Tuesday, August 25, 2009

"Acedia and Me"

One of the books I've been reading this summer is Kathleen Norris's excellent "Acedia and Me: A Marriage, Monks and A Writer's Life." Acedia is an archaic word that has several meanings. Most basically it means "an inability to care; indifference; apathy." Acedia was eventually absorbed into the category of "sloth" but it is more complex than simple laziness.

Acedia was considered the greatest challenge by the desert monks of Early Christianity. It was called "the noontime demon," an allusion to it being in plain sight but still very debilitating. The symptoms of acedia are very like those of depression. Norris believes that much of what is diagnosed as depression is really acedia at work.

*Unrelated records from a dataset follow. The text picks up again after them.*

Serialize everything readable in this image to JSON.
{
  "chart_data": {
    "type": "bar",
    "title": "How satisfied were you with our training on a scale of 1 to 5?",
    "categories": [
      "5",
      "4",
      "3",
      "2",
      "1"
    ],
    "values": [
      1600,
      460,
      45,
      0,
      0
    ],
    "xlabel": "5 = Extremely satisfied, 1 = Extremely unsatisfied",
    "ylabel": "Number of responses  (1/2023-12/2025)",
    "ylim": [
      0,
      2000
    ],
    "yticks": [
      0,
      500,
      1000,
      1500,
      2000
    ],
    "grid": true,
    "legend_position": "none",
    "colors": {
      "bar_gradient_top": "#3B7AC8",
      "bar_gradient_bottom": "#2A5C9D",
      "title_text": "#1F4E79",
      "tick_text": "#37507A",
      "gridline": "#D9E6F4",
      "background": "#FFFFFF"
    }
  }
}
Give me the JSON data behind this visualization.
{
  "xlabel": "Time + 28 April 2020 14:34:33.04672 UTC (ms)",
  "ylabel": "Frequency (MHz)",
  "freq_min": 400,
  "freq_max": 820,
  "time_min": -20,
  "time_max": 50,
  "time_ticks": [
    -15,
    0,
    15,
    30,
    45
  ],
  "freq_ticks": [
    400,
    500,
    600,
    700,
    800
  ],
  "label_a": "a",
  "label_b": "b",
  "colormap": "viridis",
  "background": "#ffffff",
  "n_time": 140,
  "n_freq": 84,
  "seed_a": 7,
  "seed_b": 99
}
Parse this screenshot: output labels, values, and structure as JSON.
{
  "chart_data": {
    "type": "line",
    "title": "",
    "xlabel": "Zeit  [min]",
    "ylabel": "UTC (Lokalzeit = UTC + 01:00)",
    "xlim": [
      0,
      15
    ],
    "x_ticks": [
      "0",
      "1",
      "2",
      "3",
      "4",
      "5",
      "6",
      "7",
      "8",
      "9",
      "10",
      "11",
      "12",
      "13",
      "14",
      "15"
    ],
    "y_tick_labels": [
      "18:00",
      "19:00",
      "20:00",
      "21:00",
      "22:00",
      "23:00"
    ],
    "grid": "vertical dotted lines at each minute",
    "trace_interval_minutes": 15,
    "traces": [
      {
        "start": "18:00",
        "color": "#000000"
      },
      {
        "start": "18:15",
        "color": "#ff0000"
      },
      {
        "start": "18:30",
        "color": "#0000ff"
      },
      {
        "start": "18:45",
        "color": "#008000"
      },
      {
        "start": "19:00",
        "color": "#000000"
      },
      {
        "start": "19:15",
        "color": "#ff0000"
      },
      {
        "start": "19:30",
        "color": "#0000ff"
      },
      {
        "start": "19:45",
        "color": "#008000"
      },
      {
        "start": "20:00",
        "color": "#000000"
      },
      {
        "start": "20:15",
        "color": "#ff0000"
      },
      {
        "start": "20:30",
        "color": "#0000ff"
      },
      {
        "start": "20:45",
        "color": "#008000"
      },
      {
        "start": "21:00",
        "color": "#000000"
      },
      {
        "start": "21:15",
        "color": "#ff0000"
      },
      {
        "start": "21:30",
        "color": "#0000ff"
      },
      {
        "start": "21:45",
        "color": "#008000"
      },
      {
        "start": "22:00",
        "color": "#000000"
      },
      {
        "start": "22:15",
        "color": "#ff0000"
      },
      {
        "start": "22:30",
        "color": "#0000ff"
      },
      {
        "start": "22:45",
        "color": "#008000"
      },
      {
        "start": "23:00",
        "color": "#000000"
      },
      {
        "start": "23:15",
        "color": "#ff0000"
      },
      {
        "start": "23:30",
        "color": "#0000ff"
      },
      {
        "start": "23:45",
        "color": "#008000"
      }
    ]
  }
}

For the monastic life the "cure" for acedia was to continue on with your life as usual, even if you didn't feel like it made a difference. This "fake it until you make it" strategy seemed to work. After a time of going through the motions, monks would report a return of their ability to care and their energy.

Acedia is still a threat to living a spiritual life. It can lure us into thinking "what I'm doing doesn't matter." That thought can plunge us into indifference or, worse, despair. At such times, it's important to keep pressing on and being patient with ourselves. These difficult times in this "spiritual desert" are preparing us for future times of renewal and spiritual fertility.